“Morte ficta”: Forças Armadas pagam R$ 43 milhões por ano em pensão fora da lei, diz relatório

Atualizado em 17 de dezembro de 2024 às 11:19
Soldados do Exército: Forças Armadas pagam milhões por ano em pensão fora da lei. Foto: reprodução

Um relatório técnico do Tribunal de Contas da União (TCU) concluiu que as Forças Armadas pagam pensões a familiares de militares expulsos, sem respaldo na legislação brasileira. Conhecida como pensão por “morte ficta”, a prática gera um custo de aproximadamente R$ 43 milhões por ano aos cofres públicos, conforme informações do colunista Tácio Lorran, do Metrópoles.

Entre os beneficiários estão parentes de militares envolvidos em crimes como homicídio, tráfico internacional de drogas e tentativa de estupro.

O pagamento de pensões e aposentadorias das Forças Armadas tem chamado a atenção do Ministério da Fazenda, que busca medidas para equilibrar as contas públicas. Mudanças na Previdência militar foram incluídas no pacote fiscal, mas a discussão sobre as alterações deve ocorrer somente no próximo ano.

Dados obtidos pela Fiquem Sabendo, via Lei de Acesso à Informação (LAI), mostram que em 2023 as Forças Armadas pagaram R$ 43 milhões em pensões por morte ficta. O benefício atendeu cerca de 530 familiares do Exército, Marinha e Aeronáutica. A proposta da Fazenda inclui o fim desse benefício para parentes de militares expulsos, que atualmente perdem a patente, mas garantem o pagamento aos familiares.

A base legal usada para a pensão é o artigo 20 da Lei nº 3.765/1960, modificado pela Lei nº 13.954/2019, que estabelece: “O oficial da ativa, da reserva remunerada ou reformado, contribuinte obrigatório da pensão militar, que perder posto e patente deixará aos seus beneficiários a pensão militar correspondente ao posto que possuía, com valor proporcional ao tempo de serviço.”

Porém, a Unidade de Auditoria Especializada em Pessoal (AudPessoal) do TCU contesta a interpretação atual e afirma que a pensão por morte ficta não tem previsão expressa na lei para casos em que o militar ainda está vivo.

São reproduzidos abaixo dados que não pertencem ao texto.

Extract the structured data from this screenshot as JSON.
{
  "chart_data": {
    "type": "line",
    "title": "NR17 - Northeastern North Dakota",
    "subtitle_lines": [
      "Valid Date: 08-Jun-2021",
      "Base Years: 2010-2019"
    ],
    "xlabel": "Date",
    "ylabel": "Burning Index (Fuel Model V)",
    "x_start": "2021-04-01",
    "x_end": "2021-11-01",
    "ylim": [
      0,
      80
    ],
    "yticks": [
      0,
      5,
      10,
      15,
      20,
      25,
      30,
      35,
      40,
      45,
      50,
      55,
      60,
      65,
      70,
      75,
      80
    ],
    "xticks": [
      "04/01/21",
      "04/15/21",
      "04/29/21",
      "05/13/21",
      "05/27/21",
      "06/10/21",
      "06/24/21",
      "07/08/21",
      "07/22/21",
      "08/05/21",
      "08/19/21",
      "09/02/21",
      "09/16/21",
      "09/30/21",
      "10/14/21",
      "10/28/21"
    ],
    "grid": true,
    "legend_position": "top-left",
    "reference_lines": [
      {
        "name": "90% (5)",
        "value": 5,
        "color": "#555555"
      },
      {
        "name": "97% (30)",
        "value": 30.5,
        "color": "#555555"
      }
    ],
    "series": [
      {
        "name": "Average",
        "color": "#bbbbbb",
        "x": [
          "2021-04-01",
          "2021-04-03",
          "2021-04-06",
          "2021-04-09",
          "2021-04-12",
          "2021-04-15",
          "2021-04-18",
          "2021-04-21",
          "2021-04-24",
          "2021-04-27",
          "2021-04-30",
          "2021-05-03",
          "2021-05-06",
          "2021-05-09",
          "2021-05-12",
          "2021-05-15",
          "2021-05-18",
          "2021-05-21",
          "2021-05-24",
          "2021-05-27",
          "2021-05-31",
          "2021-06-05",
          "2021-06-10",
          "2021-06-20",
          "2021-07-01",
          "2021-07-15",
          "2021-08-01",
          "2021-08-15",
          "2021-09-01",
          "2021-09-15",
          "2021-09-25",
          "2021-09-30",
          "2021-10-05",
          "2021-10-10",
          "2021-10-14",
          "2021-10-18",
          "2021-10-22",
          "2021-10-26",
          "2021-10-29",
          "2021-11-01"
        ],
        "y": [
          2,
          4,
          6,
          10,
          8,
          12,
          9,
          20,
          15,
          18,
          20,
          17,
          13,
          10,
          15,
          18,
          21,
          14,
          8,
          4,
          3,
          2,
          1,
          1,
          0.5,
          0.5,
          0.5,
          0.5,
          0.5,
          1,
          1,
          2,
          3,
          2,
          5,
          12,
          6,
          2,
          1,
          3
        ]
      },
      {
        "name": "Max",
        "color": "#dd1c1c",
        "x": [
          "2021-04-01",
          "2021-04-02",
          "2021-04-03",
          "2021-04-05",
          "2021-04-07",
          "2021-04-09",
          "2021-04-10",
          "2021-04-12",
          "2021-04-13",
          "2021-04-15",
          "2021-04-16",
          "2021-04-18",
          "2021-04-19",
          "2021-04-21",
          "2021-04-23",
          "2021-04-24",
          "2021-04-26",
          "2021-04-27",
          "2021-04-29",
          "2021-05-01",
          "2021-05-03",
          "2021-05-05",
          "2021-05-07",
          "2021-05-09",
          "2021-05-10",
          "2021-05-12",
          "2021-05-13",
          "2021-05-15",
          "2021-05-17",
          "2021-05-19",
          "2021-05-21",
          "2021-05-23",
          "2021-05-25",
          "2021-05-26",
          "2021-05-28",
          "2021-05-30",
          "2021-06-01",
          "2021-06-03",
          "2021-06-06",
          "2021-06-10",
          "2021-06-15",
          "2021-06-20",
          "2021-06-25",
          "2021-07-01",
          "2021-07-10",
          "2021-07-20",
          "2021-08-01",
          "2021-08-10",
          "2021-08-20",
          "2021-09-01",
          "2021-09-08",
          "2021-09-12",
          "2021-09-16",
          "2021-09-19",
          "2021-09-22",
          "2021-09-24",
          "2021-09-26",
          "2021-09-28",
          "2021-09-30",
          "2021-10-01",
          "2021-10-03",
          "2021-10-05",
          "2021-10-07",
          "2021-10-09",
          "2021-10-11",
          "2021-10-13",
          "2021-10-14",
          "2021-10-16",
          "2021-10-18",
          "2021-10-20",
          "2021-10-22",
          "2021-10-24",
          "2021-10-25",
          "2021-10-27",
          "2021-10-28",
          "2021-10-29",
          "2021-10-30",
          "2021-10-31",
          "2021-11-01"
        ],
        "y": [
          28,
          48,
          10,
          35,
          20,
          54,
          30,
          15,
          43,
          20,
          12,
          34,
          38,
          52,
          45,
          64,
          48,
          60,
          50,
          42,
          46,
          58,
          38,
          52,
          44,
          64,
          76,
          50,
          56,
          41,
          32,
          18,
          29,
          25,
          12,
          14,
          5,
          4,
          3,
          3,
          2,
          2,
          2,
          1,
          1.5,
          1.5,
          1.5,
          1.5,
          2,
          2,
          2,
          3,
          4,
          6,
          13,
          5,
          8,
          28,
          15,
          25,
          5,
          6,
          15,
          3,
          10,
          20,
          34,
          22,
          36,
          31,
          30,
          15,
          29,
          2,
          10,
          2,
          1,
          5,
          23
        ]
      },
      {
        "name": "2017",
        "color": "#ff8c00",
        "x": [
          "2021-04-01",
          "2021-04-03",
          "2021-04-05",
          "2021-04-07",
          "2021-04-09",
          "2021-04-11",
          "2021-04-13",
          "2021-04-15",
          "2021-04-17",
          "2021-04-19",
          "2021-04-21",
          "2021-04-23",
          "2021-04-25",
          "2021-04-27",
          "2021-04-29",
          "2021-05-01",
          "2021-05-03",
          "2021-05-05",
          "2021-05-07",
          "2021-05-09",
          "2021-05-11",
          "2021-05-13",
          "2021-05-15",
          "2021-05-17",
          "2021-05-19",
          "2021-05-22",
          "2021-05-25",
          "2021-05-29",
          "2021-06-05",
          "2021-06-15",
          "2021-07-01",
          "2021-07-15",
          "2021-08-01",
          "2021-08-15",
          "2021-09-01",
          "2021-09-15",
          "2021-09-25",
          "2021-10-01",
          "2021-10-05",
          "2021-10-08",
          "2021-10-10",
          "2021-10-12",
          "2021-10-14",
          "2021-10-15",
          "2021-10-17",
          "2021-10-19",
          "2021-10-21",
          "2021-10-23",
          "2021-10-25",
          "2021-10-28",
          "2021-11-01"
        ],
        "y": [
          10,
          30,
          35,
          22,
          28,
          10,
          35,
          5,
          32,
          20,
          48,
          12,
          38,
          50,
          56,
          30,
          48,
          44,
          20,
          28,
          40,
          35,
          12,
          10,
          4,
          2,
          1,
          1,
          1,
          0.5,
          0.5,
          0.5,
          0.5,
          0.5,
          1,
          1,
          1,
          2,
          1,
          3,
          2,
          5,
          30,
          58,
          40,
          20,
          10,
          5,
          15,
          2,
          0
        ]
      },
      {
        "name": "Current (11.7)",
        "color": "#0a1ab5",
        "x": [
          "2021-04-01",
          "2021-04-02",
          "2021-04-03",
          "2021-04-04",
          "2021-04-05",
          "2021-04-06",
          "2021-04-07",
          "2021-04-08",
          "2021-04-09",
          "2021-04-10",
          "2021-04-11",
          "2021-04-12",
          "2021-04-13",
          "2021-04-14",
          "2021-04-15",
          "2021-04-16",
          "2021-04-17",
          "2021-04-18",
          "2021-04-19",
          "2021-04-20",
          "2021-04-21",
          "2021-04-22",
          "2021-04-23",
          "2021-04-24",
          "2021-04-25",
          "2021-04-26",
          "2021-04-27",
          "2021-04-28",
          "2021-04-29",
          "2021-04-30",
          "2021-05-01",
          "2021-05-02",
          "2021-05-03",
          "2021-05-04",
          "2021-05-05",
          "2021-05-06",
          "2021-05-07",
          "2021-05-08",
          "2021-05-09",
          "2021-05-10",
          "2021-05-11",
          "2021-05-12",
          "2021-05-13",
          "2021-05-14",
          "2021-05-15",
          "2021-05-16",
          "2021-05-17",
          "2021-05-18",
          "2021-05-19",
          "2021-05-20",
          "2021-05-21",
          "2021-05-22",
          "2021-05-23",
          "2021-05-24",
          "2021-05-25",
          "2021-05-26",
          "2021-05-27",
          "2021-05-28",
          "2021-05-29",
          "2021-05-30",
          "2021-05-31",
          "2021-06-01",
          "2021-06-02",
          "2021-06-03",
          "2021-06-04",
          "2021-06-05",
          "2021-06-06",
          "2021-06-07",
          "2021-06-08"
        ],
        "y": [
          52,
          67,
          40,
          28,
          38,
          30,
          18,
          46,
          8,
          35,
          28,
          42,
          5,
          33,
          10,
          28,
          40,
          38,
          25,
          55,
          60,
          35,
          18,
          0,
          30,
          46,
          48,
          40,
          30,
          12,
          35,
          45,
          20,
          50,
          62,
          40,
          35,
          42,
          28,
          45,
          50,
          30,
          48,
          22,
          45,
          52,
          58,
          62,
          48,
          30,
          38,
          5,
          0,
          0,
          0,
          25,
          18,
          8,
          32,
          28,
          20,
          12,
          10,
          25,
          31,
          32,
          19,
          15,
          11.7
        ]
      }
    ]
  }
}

De acordo com o relatório técnico, a pensão resulta de uma “interpretação anacrônica” e contrária aos princípios constitucionais. “O pressuposto da ‘morte ficta’ pode ser visto como um estímulo à má conduta daquele militar que deseja se desligar das Forças Armadas, mas que não tem todos os requisitos para solicitar a reserva remunerada, a gerar situações que motivem sua exclusão”, aponta o TCU.

O documento ainda critica o benefício ao afirmar que ele confere vantagens desproporcionais aos familiares de militares expulsos, uma vez que dependentes de militares da ativa só têm direito à pensão após o óbito do contribuinte, que contribui durante toda a carreira.

Área técnica do TCU diz que pagamento de pensão por morte ficta não tem amparo na lei brasileira
Área técnica do TCU diz que pagamento de pensão por morte ficta não tem amparo na lei brasileira. Foto: reprodução/Metrópoles

O relatório, datado de 25 de novembro, foi anexado a um processo que questiona o pagamento da pensão à esposa do ex-major Ailton Gonçalves Moraes Barros, indiciado pela Polícia Federal por tentativa de golpe de Estado e fraude em cartões de vacinação contra a Covid-19.

A esposa, Marinalva Leite da Silva Barros, recebe mensalmente R$ 22,8 mil de pensão. O ex-major foi expulso do Exército em 2006 por ser considerado incompatível com o oficialato.

Outro caso citado é o do ex-segundo-sargento Manoel Silva Rodrigues, expulso da Aeronáutica em 2022, após ser flagrado transportando 38 quilos de cocaína em uma aeronave da Força Aérea Brasileira (FAB) na Espanha, em 2019. A família do militar, que foi condenado por tráfico internacional de drogas, recebe R$ 5,7 mil mensais.